The U.S. is in the midst of one of the biggest civil rights revolutions of our time. You have stated in the past that we can learn from organizers and healers that practice healing justice work, which raises questions like who has access to healing and who has the time and space to heal? Who has educated and influenced you concerning the concept of healing justice?
I have learned from studying many movement facilitator’s work. Folks like facilitator, somatics teacher and practitioner, writer, and political organizer Prentis Hemphill’s work has impacted me greatly. Prentice writes that “Cara Page and Kindred Southern Healing Justice Collective cleared a path and told us that ‘healing justice…identifies how we can holistically respond to and intervene on generational trauma and violence, and to bring collective practices that can impact and transform the consequences of oppression on our bodies, hearts and minds’.”
In terms of how healing justice can serve this moment, Prentice also writes that “healing justice is active intervention in which we transform the lived experience of Blackness in our world. And in order to actively intervene and transform the experience of Black life, on every level, our movements and our organizations have to understand and value the wisdom of healing justice.”
Regarding the origins of the term and work of healing justice, Leah Lakshmi Piepzna-Samarasinha adds that “a movement and a term was created by queer and trans people of color and in particular Black and brown femmes, centering working-class, poor, disabled and Southern/rural healers.
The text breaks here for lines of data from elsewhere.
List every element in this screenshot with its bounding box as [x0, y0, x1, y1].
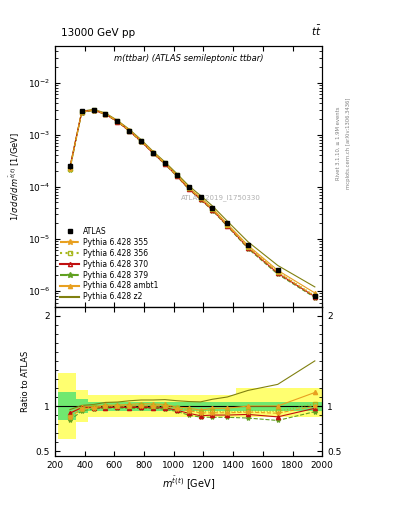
- Text: m(ttbar) (ATLAS semileptonic ttbar): m(ttbar) (ATLAS semileptonic ttbar): [114, 54, 263, 63]
- Text: $t\bar{t}$: $t\bar{t}$: [311, 24, 321, 38]
- Text: ATLAS_2019_I1750330: ATLAS_2019_I1750330: [181, 194, 261, 201]
- Legend: ATLAS, Pythia 6.428 355, Pythia 6.428 356, Pythia 6.428 370, Pythia 6.428 379, P: ATLAS, Pythia 6.428 355, Pythia 6.428 35…: [59, 225, 160, 303]
- X-axis label: $m^{\bar{t}(t)}$ [GeV]: $m^{\bar{t}(t)}$ [GeV]: [162, 475, 215, 492]
- Y-axis label: $1/\sigma\,d\sigma/d\,m^{\bar{t}(t)}$ [1/GeV]: $1/\sigma\,d\sigma/d\,m^{\bar{t}(t)}$ [1…: [7, 132, 22, 221]
- Text: Rivet 3.1.10, ≥ 1.9M events: Rivet 3.1.10, ≥ 1.9M events: [336, 106, 341, 180]
- Y-axis label: Ratio to ATLAS: Ratio to ATLAS: [21, 351, 30, 412]
- Text: mcplots.cern.ch [arXiv:1306.3436]: mcplots.cern.ch [arXiv:1306.3436]: [346, 98, 351, 189]
- Text: 13000 GeV pp: 13000 GeV pp: [61, 28, 135, 38]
Before “healing justice” was a phrase, healers have been healing folks at kitchen tables and community clinics for a long time—from the acupuncture clinics run by Black Panthers like Mutulu Shakur in North America in the 1960s and 1970s, to our bone-deep Black, Indigenous, people of color and pre-Christian European traditions of healing with herbs, acupuncture, touch, prayer, and surgery.”
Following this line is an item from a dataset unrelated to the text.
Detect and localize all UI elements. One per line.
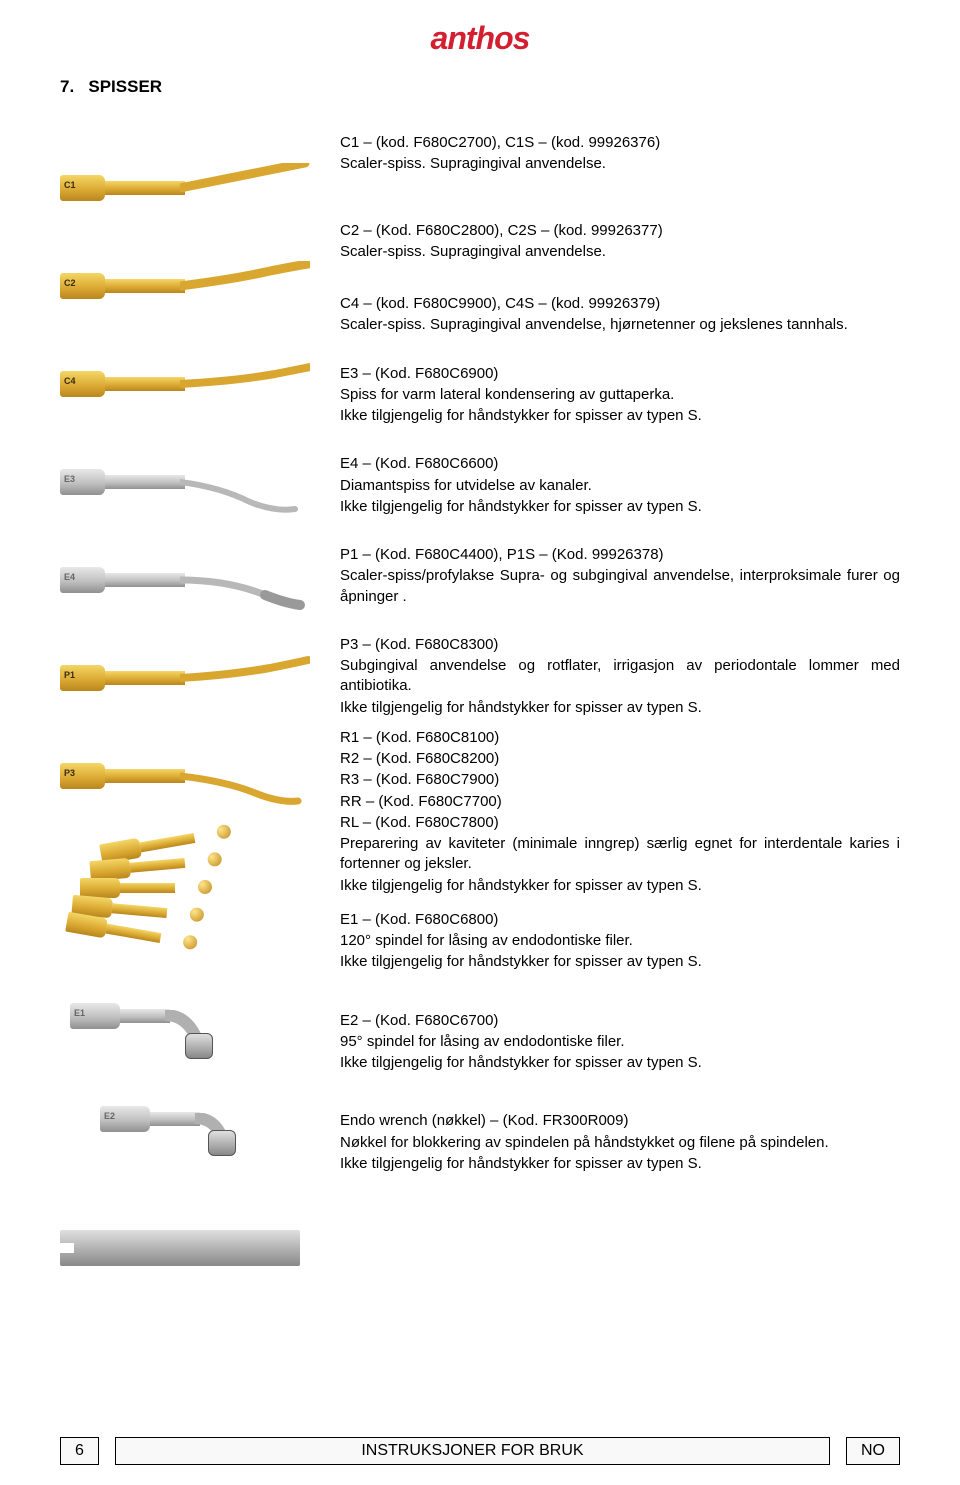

Regarding “who has access to healing? Who has the time and space to heal?” Black feminism and Black feminists have always raised these questions and I believe that we should all follow suit. In every space we enter we should ask ourselves “who is this made for?” Black queer femme activist, writer, speaker and sexuality educator Ericka Hart’s work always reminds me to ask this.
I think that we should all study the work of those that have been practicing healing justice for years to ensure that we are able to understand for ourselves what it might mean in our lives and our activism.
I love this conversation, and will definitely be checking out the links about healing justice. Thank you!